Central Banking Journal, 1st March 2012

The eurozone’s short-term outlook depends on markets, voters, bureaucrats and politicians. Its longer term future requires radical change.
Andrew Smithers considers the conditions that are needed for the eurozone to survive.

Central banks managing a fiat currency must be able to print money. Even under the gold standard, countries had the options of suspension or devaluation. The Bank of Japan, the Bank of England and the Federal Reserve are owned by their governments whose bills and bonds they can buy and sell. They have no credit risk in doing so. They may appear to have a price risk if they buy long-dated bonds, but they are part of the government and, if the activities of government are considered as a whole, no additional risk is being run. Central banks’ usual activities are simply part of the overall funding of government debt. Governments can borrow by issuing bonds or by printing money, and they can do this directly or via their central banks. The risks being run by the holders of the bonds and the currency are those of devaluation and inflation.
Funding is the usual way in which central banks ensure that short-term interest rates are at the level they desire. They can extend this beyond short-term interest rates by quantitative easing. Depending on which assets they choose to buy, they can flatten the yield curve, support the bond or mortgage markets or depress the exchange rate. The result of these activities may improve output or change inflationary expectations and, unlike the usual activities of central banks, they may involve credit and exchange rate risks, but losses can always be financed by printing money.

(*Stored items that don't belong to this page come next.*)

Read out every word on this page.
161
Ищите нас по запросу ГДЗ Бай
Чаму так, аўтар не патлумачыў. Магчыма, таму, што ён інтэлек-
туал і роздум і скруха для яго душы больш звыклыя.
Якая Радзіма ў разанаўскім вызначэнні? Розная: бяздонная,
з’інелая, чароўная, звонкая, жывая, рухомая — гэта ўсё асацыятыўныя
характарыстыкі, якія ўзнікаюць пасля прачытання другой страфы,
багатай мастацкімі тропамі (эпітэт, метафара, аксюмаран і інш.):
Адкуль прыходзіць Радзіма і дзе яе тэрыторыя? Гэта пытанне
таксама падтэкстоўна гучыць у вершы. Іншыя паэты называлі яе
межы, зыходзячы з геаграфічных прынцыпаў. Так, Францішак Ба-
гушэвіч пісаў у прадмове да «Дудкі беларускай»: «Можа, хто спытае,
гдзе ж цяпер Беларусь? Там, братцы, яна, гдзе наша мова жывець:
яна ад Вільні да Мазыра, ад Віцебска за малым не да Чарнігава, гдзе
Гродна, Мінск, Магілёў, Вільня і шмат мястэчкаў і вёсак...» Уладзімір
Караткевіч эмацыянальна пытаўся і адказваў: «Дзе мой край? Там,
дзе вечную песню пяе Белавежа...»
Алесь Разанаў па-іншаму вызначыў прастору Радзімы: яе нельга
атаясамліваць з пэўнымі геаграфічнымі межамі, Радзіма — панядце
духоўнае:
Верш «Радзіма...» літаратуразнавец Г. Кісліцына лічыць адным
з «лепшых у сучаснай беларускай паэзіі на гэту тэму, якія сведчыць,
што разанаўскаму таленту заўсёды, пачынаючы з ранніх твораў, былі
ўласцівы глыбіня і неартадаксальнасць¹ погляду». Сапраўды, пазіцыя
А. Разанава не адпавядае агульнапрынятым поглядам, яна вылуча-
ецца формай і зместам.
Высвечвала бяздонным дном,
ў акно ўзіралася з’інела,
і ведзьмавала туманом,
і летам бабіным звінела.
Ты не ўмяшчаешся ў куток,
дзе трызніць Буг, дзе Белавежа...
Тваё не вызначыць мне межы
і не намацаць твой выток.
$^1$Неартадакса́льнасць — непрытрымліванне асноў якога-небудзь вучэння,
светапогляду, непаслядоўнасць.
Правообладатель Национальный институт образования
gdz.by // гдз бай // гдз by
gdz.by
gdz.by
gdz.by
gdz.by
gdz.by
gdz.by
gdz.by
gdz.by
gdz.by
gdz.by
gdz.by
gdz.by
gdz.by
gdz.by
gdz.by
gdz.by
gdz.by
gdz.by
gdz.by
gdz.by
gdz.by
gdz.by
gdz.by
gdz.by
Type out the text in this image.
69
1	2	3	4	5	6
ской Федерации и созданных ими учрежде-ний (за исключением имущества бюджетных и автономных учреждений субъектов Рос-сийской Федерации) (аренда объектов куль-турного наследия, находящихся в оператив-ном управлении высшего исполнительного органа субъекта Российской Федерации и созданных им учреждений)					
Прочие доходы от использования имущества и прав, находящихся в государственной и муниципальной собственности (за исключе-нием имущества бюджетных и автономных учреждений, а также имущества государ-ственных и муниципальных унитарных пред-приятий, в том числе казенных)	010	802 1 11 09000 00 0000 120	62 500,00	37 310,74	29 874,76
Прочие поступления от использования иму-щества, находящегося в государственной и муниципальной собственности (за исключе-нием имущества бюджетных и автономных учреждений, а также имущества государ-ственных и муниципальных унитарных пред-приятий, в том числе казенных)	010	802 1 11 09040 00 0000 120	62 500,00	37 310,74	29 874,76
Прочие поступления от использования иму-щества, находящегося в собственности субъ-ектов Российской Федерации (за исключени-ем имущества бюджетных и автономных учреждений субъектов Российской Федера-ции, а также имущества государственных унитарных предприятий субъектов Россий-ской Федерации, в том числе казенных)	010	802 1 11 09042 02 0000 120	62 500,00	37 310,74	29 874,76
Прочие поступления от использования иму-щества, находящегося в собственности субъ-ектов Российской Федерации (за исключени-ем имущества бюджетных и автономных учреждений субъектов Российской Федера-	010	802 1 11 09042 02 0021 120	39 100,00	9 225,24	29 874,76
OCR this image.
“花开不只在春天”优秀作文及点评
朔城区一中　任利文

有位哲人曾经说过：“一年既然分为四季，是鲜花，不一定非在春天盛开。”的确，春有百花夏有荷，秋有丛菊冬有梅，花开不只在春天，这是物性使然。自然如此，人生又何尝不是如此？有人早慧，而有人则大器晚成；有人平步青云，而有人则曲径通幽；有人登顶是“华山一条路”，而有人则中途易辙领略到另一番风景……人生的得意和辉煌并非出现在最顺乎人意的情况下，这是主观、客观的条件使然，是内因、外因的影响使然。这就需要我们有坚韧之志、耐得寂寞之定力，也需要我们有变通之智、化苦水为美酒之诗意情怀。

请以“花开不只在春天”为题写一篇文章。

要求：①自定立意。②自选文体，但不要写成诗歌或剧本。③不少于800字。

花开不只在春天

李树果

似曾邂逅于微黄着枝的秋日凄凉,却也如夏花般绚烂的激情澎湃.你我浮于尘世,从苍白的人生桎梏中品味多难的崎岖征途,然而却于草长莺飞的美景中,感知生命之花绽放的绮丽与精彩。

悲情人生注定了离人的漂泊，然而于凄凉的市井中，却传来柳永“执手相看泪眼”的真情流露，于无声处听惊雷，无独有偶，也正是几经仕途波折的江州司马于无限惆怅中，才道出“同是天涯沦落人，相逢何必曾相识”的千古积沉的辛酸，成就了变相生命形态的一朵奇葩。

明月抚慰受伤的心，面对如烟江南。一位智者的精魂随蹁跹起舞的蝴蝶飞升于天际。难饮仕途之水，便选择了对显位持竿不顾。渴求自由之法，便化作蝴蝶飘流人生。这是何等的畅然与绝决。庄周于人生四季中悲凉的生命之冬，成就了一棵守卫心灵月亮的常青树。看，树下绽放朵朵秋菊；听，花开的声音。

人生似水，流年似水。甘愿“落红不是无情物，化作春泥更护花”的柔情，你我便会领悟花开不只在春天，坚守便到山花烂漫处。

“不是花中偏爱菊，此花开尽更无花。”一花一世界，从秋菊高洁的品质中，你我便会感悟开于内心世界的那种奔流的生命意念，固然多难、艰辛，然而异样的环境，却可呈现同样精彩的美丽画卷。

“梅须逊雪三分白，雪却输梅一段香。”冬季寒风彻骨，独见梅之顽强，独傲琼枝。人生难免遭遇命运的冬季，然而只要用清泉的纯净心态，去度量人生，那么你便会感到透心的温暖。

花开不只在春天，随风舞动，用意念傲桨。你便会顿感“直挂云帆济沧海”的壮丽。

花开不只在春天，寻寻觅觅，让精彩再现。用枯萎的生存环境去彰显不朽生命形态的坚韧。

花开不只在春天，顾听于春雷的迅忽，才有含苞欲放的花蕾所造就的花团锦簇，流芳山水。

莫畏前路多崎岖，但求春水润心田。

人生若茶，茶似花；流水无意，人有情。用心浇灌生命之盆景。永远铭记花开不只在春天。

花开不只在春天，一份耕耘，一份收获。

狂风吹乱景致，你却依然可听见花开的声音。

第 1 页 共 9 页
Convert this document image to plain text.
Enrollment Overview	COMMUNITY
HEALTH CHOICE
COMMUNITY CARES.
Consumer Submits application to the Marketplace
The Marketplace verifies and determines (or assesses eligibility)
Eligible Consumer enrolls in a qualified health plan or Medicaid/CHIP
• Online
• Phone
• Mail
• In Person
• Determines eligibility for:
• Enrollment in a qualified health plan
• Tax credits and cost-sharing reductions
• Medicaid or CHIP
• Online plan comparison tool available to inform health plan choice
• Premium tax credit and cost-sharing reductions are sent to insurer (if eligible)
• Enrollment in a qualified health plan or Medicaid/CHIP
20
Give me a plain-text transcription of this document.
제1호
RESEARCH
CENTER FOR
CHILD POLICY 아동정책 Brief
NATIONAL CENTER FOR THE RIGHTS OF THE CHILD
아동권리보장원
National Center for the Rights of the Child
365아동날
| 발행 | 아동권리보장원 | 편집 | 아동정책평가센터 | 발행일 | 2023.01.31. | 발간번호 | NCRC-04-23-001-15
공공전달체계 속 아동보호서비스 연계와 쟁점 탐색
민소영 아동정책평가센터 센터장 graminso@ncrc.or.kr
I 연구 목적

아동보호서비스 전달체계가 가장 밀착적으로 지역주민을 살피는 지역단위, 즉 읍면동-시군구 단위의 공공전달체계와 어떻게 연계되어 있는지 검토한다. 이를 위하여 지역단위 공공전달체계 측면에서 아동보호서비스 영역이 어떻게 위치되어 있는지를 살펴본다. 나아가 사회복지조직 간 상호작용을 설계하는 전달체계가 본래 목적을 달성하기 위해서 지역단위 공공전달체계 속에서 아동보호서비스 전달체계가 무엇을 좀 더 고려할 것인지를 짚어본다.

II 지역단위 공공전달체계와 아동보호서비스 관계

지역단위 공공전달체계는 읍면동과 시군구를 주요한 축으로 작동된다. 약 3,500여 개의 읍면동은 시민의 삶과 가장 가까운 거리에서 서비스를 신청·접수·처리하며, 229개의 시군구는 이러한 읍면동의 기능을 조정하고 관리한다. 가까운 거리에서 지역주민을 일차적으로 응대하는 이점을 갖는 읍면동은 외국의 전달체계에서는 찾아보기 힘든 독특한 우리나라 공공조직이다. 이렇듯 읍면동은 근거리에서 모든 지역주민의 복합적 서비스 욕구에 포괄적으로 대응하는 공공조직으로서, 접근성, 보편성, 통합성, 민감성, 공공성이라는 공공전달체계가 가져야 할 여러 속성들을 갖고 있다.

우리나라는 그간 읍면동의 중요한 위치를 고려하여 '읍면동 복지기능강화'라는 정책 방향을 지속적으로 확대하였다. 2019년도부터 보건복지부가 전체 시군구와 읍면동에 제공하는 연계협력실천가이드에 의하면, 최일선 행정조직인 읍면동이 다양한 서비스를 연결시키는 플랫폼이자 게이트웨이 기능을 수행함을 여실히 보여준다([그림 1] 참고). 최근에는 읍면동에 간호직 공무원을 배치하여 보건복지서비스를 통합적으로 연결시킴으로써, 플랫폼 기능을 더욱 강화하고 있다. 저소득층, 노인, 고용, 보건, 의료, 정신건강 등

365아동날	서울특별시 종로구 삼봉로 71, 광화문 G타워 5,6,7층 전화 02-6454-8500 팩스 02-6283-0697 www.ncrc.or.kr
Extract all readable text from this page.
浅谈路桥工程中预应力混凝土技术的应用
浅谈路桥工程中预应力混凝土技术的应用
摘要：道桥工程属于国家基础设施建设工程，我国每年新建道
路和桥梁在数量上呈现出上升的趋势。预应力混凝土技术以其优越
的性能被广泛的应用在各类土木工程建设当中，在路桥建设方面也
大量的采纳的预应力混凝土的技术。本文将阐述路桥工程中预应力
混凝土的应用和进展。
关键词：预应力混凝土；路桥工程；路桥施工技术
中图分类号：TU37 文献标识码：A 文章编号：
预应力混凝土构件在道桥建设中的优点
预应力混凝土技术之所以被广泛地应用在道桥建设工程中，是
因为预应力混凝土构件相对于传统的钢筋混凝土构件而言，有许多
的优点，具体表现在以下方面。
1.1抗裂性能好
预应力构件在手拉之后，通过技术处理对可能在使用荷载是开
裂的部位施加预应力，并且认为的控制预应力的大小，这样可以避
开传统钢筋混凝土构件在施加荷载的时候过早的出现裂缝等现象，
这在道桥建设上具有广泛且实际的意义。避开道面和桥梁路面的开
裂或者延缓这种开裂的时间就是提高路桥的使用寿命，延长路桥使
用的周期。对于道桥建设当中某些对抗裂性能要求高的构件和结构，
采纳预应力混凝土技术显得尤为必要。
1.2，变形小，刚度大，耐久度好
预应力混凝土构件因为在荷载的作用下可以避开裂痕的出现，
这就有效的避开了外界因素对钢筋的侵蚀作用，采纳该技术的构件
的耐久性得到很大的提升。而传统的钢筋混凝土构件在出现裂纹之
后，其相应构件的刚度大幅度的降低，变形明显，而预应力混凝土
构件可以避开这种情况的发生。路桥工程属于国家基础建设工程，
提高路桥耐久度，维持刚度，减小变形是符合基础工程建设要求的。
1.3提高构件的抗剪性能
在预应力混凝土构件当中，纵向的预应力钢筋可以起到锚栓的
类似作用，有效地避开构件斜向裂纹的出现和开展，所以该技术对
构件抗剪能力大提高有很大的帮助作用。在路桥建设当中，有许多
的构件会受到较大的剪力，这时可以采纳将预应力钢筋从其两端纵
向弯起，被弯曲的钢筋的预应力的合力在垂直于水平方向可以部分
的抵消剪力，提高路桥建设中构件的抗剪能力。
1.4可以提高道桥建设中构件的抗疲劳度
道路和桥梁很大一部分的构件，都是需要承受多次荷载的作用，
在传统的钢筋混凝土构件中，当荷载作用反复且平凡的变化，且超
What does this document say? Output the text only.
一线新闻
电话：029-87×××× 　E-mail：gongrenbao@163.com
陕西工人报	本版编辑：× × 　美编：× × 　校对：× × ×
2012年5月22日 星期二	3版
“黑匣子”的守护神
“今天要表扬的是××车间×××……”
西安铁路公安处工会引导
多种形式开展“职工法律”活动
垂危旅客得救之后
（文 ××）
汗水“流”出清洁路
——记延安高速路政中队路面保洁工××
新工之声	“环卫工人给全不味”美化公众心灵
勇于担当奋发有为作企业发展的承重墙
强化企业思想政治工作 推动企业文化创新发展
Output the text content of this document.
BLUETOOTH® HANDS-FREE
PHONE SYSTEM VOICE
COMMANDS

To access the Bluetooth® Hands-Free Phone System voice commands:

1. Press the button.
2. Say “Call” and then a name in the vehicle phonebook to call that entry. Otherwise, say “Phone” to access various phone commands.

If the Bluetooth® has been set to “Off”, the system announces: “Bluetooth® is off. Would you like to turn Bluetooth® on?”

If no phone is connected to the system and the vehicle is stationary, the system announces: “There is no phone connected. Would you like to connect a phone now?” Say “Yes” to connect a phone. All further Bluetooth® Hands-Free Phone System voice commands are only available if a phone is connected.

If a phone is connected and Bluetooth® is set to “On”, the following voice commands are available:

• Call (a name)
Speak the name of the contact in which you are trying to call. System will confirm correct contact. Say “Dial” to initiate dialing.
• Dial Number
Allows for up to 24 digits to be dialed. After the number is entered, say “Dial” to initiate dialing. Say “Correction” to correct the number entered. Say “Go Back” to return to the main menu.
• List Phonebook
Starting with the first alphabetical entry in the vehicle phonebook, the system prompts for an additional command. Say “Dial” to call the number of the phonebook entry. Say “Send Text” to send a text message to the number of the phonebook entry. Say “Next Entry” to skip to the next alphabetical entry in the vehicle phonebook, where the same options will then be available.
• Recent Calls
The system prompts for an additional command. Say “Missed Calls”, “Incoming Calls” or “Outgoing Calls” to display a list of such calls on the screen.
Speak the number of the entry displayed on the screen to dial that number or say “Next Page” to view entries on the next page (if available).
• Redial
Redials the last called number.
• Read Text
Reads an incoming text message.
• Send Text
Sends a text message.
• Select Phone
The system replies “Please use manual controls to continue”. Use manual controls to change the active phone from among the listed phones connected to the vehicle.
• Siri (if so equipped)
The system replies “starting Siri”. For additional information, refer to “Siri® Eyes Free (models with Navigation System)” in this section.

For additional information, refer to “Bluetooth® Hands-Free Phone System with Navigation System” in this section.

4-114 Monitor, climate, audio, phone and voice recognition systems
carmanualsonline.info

If there is a European Central Bank (“ECB”) a decade from now, it will need to be owned by a government which can print and borrow its own currency. The Eurozone will therefore, in effect, either have to be a country, or a set of currency boards anchored to one country. Hong Kong’s pegging of its dollar to the US dollar is an example that could be followed by several countries within the Eurozone, with the Deutsche Mark being, obviously, the most likely currency to act as the anchor.
There will of course be local governments within the Eurozone. They will either have their borrowing tightly controlled by the central government, as in the UK today, or will be able to default, as in the US. In the UK’s example the central government has power to step in and run a local authority that fails to control its spending. I doubt whether such draconian powers will be wanted by the central government or the member states of any future Eurozone. If that is the case, the ability of member states to go bankrupt will therefore have to be acknowledged and the pretence that this can be prevented by sanctions will be dropped in practice, even if rules on borrowing remain in place.
With this change will go the pretence that the debts of member states are without credit risk. The ECB must then, for the most part, ignore these debts in its discounting and open market operations. It cannot otherwise avoid putting risks on its balance sheet and thus on its shareholders, who should by then have learnt from experience that this is highly undesirable. They will have grasped the nature of these risks and be unwilling to accept them.